Coryphaenoides brevibarbis
- Conservation status: Least Concern (IUCN 3.1)

Scientific classification
- Kingdom: Animalia
- Phylum: Chordata
- Class: Actinopterygii
- Order: Gadiformes
- Family: Macrouridae
- Genus: Coryphaenoides
- Species: C. brevibarbis
- Binomial name: Coryphaenoides brevibarbis (Goode & T. H. Bean, 1896)
- Synonyms: Chalinura brevibarbis Goode & Bean, 1896; Coryphaenoides (Chalinura) brevibarbis Goode & Bean, 1896;

= Coryphaenoides brevibarbis =

- Authority: (Goode & T. H. Bean, 1896)
- Conservation status: LC
- Synonyms: Chalinura brevibarbis Goode & Bean, 1896, Coryphaenoides (Chalinura) brevibarbis Goode & Bean, 1896

Species of fish

Coryphaenoides brevibarbis, also called the shortbeard grenadier, is a species of deep-sea fish in the family Macrouridae.

==Description==

Coryphaenoides brevibarbis is pale brown in colour, with the lips, lining of gill cavities and peritoneum black.
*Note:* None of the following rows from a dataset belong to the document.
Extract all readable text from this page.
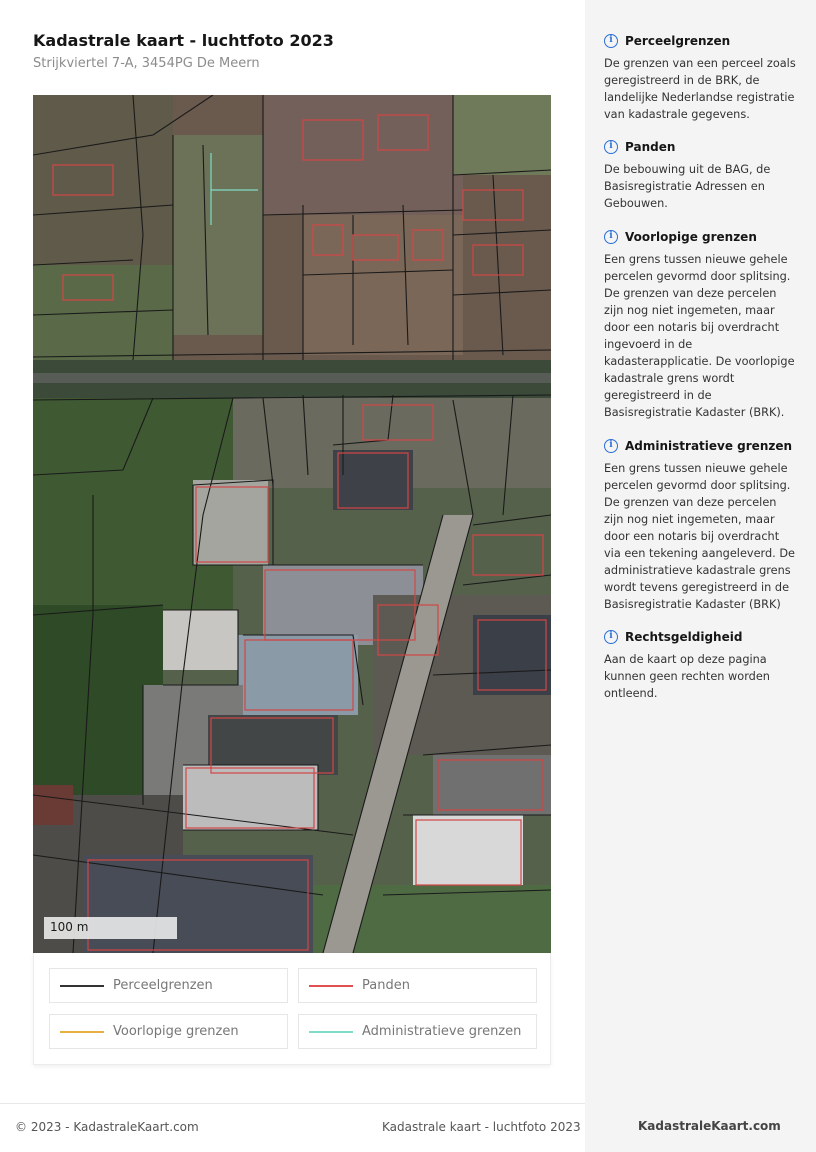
Kadastrale kaart - luchtfoto 2023
Strijkviertel 7-A, 3454PG De Meern
100 m
Perceelgrenzen	Panden
Voorlopige grenzen	Administratieve grenzen
© 2023 - KadastraleKaart.com	Kadastrale kaart - luchtfoto 2023
i	Perceelgrenzen
De grenzen van een perceel zoals geregistreerd in de BRK, de landelijke Nederlandse registratie van kadastrale gegevens.
i	Panden
De bebouwing uit de BAG, de Basisregistratie Adressen en Gebouwen.
i	Voorlopige grenzen
Een grens tussen nieuwe gehele percelen gevormd door splitsing. De grenzen van deze percelen zijn nog niet ingemeten, maar door een notaris bij overdracht ingevoerd in de kadasterapplicatie. De voorlopige kadastrale grens wordt geregistreerd in de Basisregistratie Kadaster (BRK).
i	Administratieve grenzen
Een grens tussen nieuwe gehele percelen gevormd door splitsing. De grenzen van deze percelen zijn nog niet ingemeten, maar door een notaris bij overdracht via een tekening aangeleverd. De administratieve kadastrale grens wordt tevens geregistreerd in de Basisregistratie Kadaster (BRK)
i	Rechtsgeldigheid
Aan de kaart op deze pagina kunnen geen rechten worden ontleend.
KadastraleKaart.com
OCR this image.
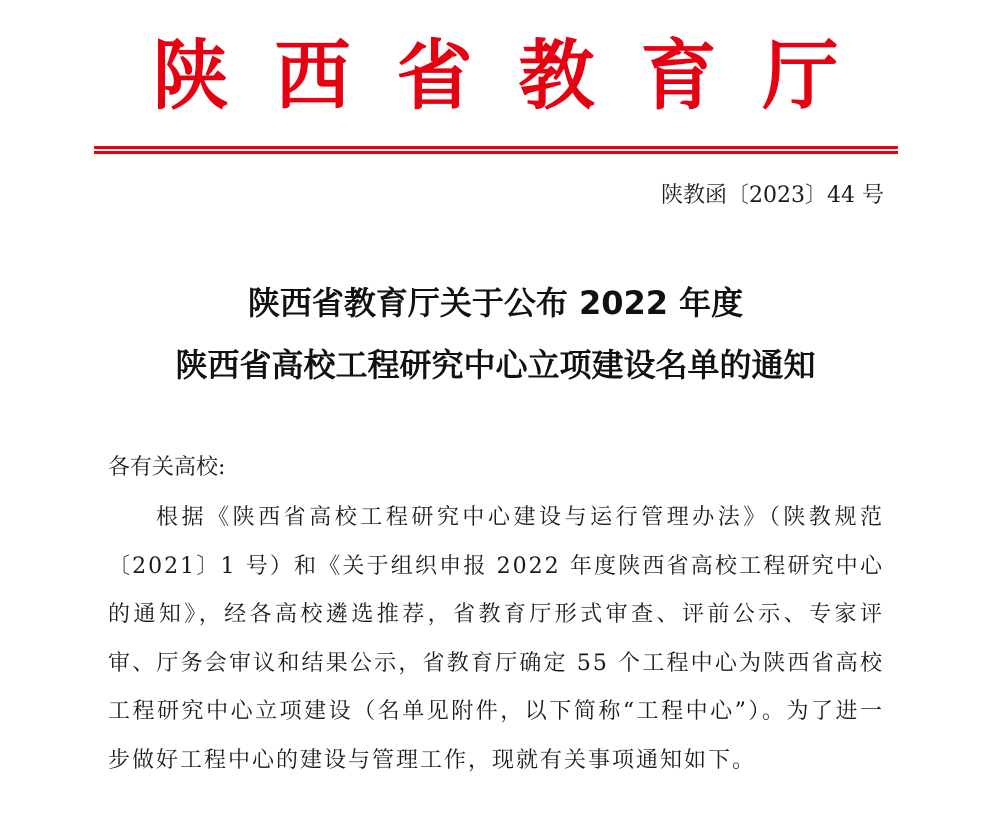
陕西省教育厅
陕教函〔2023〕44 号
陕西省教育厅关于公布 2022 年度
陕西省高校工程研究中心立项建设名单的通知
各有关高校:

根据《陕西省高校工程研究中心建设与运行管理办法》（陕教规范〔2021〕1 号）和《关于组织申报 2022 年度陕西省高校工程研究中心的通知》，经各高校遴选推荐，省教育厅形式审查、评前公示、专家评审、厅务会审议和结果公示，省教育厅确定 55 个工程中心为陕西省高校工程研究中心立项建设（名单见附件，以下简称“工程中心”）。为了进一步做好工程中心的建设与管理工作，现就有关事项通知如下。
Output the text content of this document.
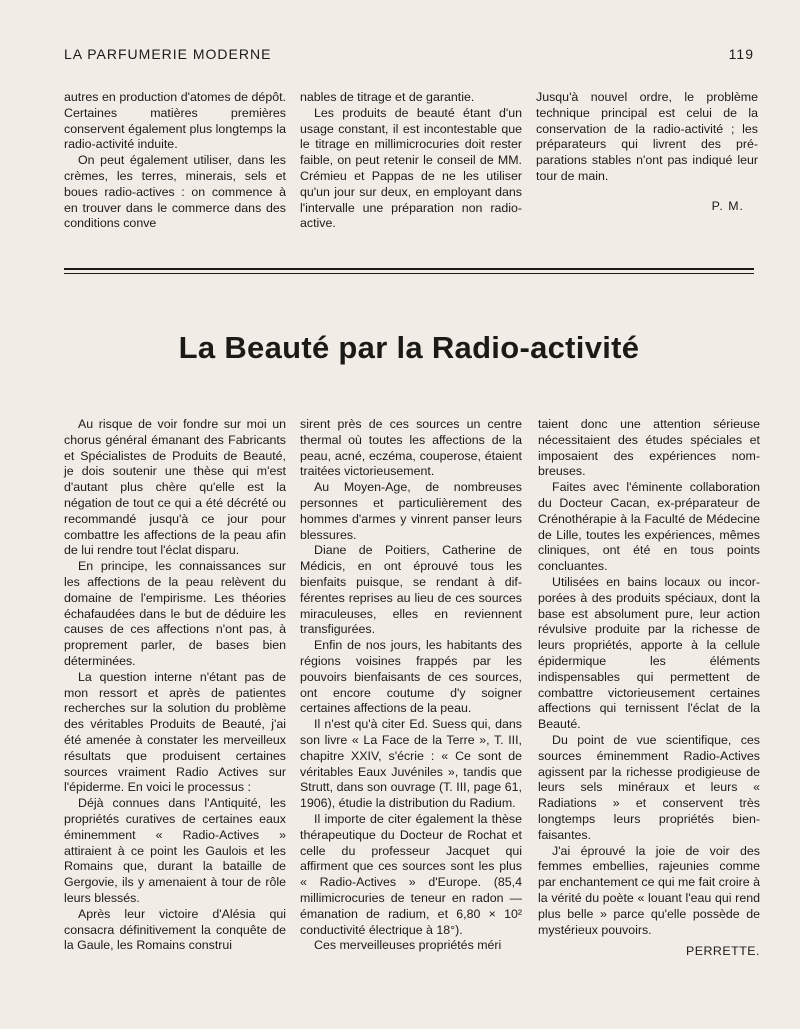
LA PARFUMERIE MODERNE	119

autres en production d'atomes de dépôt. Certaines matières premières conservent également plus longtemps la radio-activité induite.

On peut également utiliser, dans les crèmes, les terres, minerais, sels et boues radio-actives : on commence à en trouver dans le commerce dans des conditions conve

nables de titrage et de garantie.

Les produits de beauté étant d'un usage constant, il est incontestable que le titrage en millimicrocuries doit rester faible, on peut retenir le conseil de MM. Crémieu et Pappas de ne les utiliser qu'un jour sur deux, en employant dans l'intervalle une préparation non radio-active.

Jusqu'à nouvel ordre, le problème technique principal est celui de la conservation de la radio-activité ; les préparateurs qui livrent des préparations stables n'ont pas indiqué leur tour de main.

P. M.

La Beauté par la Radio-activité

Au risque de voir fondre sur moi un chorus général émanant des Fabricants et Spécialistes de Produits de Beauté, je dois soutenir une thèse qui m'est d'autant plus chère qu'elle est la négation de tout ce qui a été décrété ou recommandé jusqu'à ce jour pour combattre les affections de la peau afin de lui rendre tout l'éclat disparu.

En principe, les connaissances sur les affections de la peau relèvent du domaine de l'empirisme. Les théories échafaudées dans le but de déduire les causes de ces affections n'ont pas, à proprement parler, de bases bien déterminées.

La question interne n'étant pas de mon ressort et après de patientes recherches sur la solution du problème des véritables Produits de Beauté, j'ai été amenée à constater les merveilleux résultats que produisent certaines sources vraiment Radio Actives sur l'épiderme. En voici le processus :

Déjà connues dans l'Antiquité, les propriétés curatives de certaines eaux éminemment « Radio-Actives » attiraient à ce point les Gaulois et les Romains que, durant la bataille de Gergovie, ils y amenaient à tour de rôle leurs blessés.

Après leur victoire d'Alésia qui consacra définitivement la conquête de la Gaule, les Romains construi

sirent près de ces sources un centre thermal où toutes les affections de la peau, acné, eczéma, couperose, étaient traitées victorieusement.

Au Moyen-Age, de nombreuses personnes et particulièrement des hommes d'armes y vinrent panser leurs blessures.

Diane de Poitiers, Catherine de Médicis, en ont éprouvé tous les bienfaits puisque, se rendant à différentes reprises au lieu de ces sources miraculeuses, elles en reviennent transfigurées.

Enfin de nos jours, les habitants des régions voisines frappés par les pouvoirs bienfaisants de ces sources, ont encore coutume d'y soigner certaines affections de la peau.

Il n'est qu'à citer Ed. Suess qui, dans son livre « La Face de la Terre », T. III, chapitre XXIV, s'écrie : « Ce sont de véritables Eaux Juvéniles », tandis que Strutt, dans son ouvrage (T. III, page 61, 1906), étudie la distribution du Radium.

Il importe de citer également la thèse thérapeutique du Docteur de Rochat et celle du professeur Jacquet qui affirment que ces sources sont les plus « Radio-Actives » d'Europe. (85,4 millimicrocuries de teneur en radon — émanation de radium, et 6,80 × 10² conductivité électrique à 18°).

Ces merveilleuses propriétés méri

taient donc une attention sérieuse nécessitaient des études spéciales et imposaient des expériences nombreuses.

Faites avec l'éminente collaboration du Docteur Cacan, ex-préparateur de Crénothérapie à la Faculté de Médecine de Lille, toutes les expériences, mêmes cliniques, ont été en tous points concluantes.

Utilisées en bains locaux ou incorporées à des produits spéciaux, dont la base est absolument pure, leur action révulsive produite par la richesse de leurs propriétés, apporte à la cellule épidermique les éléments indispensables qui permettent de combattre victorieusement certaines affections qui ternissent l'éclat de la Beauté.

Du point de vue scientifique, ces sources éminemment Radio-Actives agissent par la richesse prodigieuse de leurs sels minéraux et leurs « Radiations » et conservent très longtemps leurs propriétés bienfaisantes.

J'ai éprouvé la joie de voir des femmes embellies, rajeunies comme par enchantement ce qui me fait croire à la vérité du poète « louant l'eau qui rend plus belle » parce qu'elle possède de mystérieux pouvoirs.

PERRETTE.
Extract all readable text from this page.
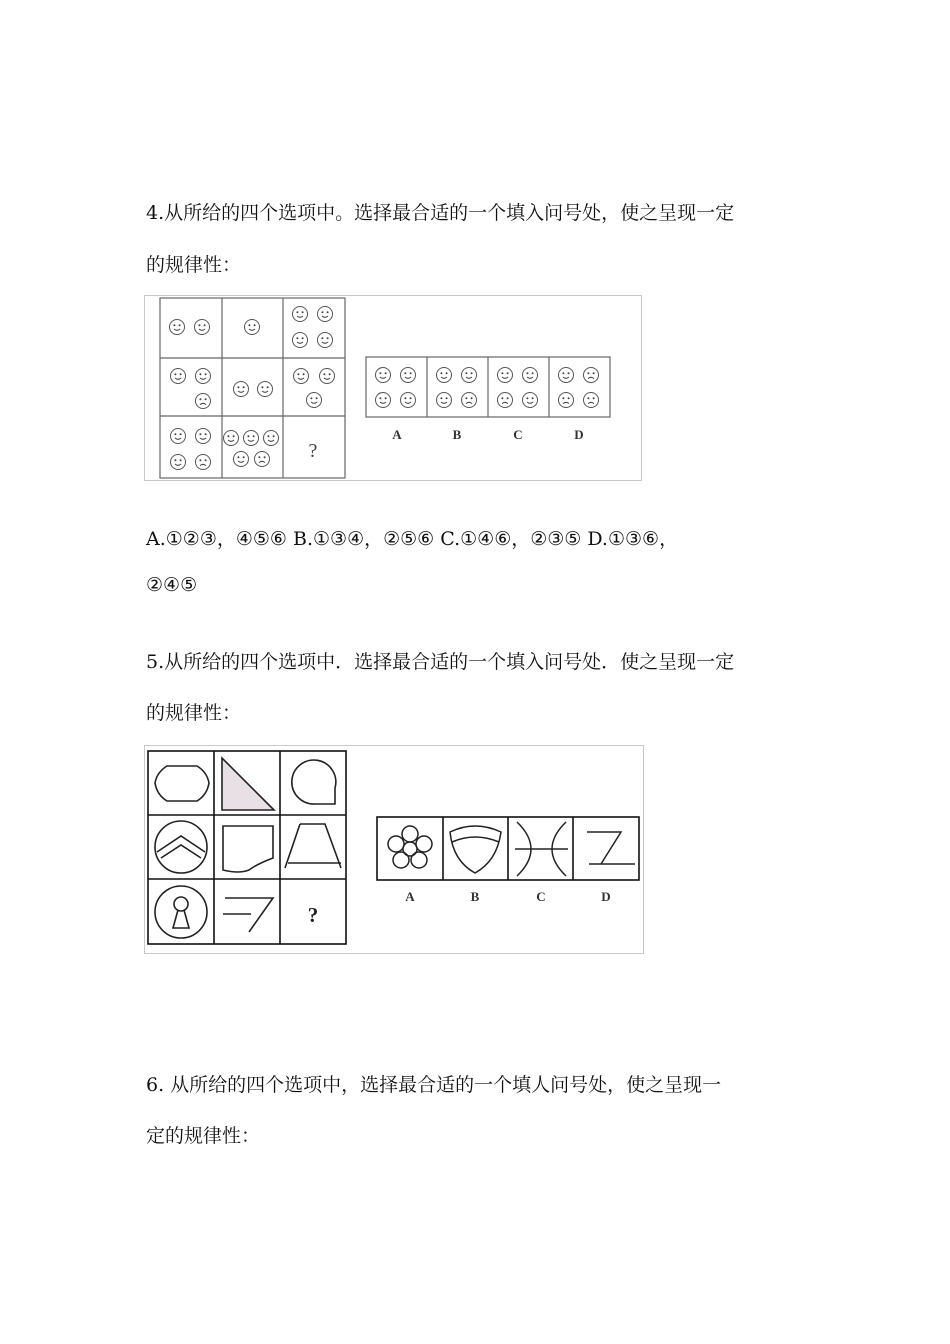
4.从所给的四个选项中。选择最合适的一个填入问号处，使之呈现一定
的规律性：
?
A	B	C	D
A.①②③，④⑤⑥ B.①③④，②⑤⑥ C.①④⑥，②③⑤ D.①③⑥，
②④⑤
5.从所给的四个选项中．选择最合适的一个填入问号处．使之呈现一定
的规律性：
?
A	B	C	D
6. 从所给的四个选项中，选择最合适的一个填人问号处，使之呈现一
定的规律性：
It is up to 35 cm in length. Its premaxillary teeth are in a narrow/broad band, while the lower jaw has one row of teeth. Its snout is low and blunt, barely protruding, hence the name brevibarbis ("short beard").

==Habitat==

Coryphaenoides brevibarbis lives in the North Atlantic Ocean; it is bathypelagic, living at depths of 430–4700 m.

==Behaviour==
Coryphaenoides brevibarbis feeds on crustaceans, mysids and worms, using olfaction and its lateral line to find prey. Lifespan is about 14–15 years. Cyclocotyloides bergstadi and Chondracanthodes deflexus are parasites living in its gills. Many nematode parasites are also found in it.